Immunologic Biomarkers and Survival in Third-Generation CAR T-Cell Therapy
A phase I/IIa study investigating the safety and effectiveness of a third-generation CD19-specific chimeric antigen receptor (CAR) T-cell therapy in patients with lymphoma or leukemia has found that the treatment led to a complete response in 6 of the 15 patients in the study and that overall survival was associated with the patient’s immune status. The study by Lövgren et al (Abstract B156) was presented during the third CRI-CIMT-EATI-AACR International Cancer Immunotherapy Conference: Translating Science Into Survival held in Mainz/Frankfurt, Germany, on September 6–9, 2017.
Study Methodology and Findings
The researchers enrolled 15 patients with relapsed or refractory CD19-positive B-cell malignancy: 11 patients with lymphoma and 4 with leukemia. The patients received salvage chemotherapy during CAR T-cell manufacture, and 11 of the 15 patients were given low-dose cyclophosphamide/fludarabine-conditioning prior to CAR T-cell infusion. Tumor responses were followed by bone marrow/blood analysis and/or radiology, depending on the patient’s type of malignancy.
The patients were sampled for blood/plasma prior and at multiple time points after their CAR T-cell infusion. The presence of CAR T cells and immune cell subsets were analyzed in blood by quantitative polymerase chain reaction/flow cytometry, and soluble immunologic biomarkers were analyzed in plasma by a 233-analyte proteomic assay.
The researchers found that six patients, four with lymphoma and two with leukemia, had an initial complete response, which lasted for a median of 5 months. Four lymphoma patients who relapsed after experiencing a complete response to CAR T-cell therapy responded well to subsequent conventional therapy. In total, four patients are still alive.

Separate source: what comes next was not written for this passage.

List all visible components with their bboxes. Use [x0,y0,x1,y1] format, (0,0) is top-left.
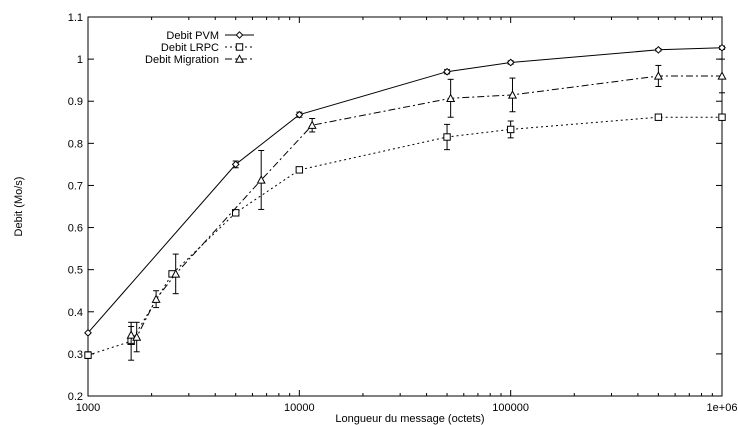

The researchers’ findings show that in patient blood, CAR mRNA levels peaked at 1 week and could be detected up to 12 months after infusion, but there was no correlation between CAR levels and therapy outcome/survival. Regarding the immune status, high levels of monocytic myeloid-derived suppressive cells prior to treatment correlated with decreased overall survival and increased levels of monocytic myeloid-derived suppressive cells after treatment preceded treatment failure. In plasma, high levels of myeloid activation markers, such as IL-12 and DC-LAMP, or lymphocyte effector markers, such as TRAIL and Fas ligand, prior to treatment correlated with increased overall survival. In addition, high levels of immunosuppressive factors, such as programmed cell death ligand 1 and 2 (PD-L1/PD-L2), after treatment correlated to decreased overall survival.
“Third-generation CD19-targeting CAR T-cell therapy has modest toxicity and can induce remission in patients with B-cell malignancy. The immune status of the patient affects the treatment outcome, which should be considered when developing new CAR T-cell treatment protocols, for example, by combining CAR T cells with other immunomodulatory therapies,” concluded the study authors.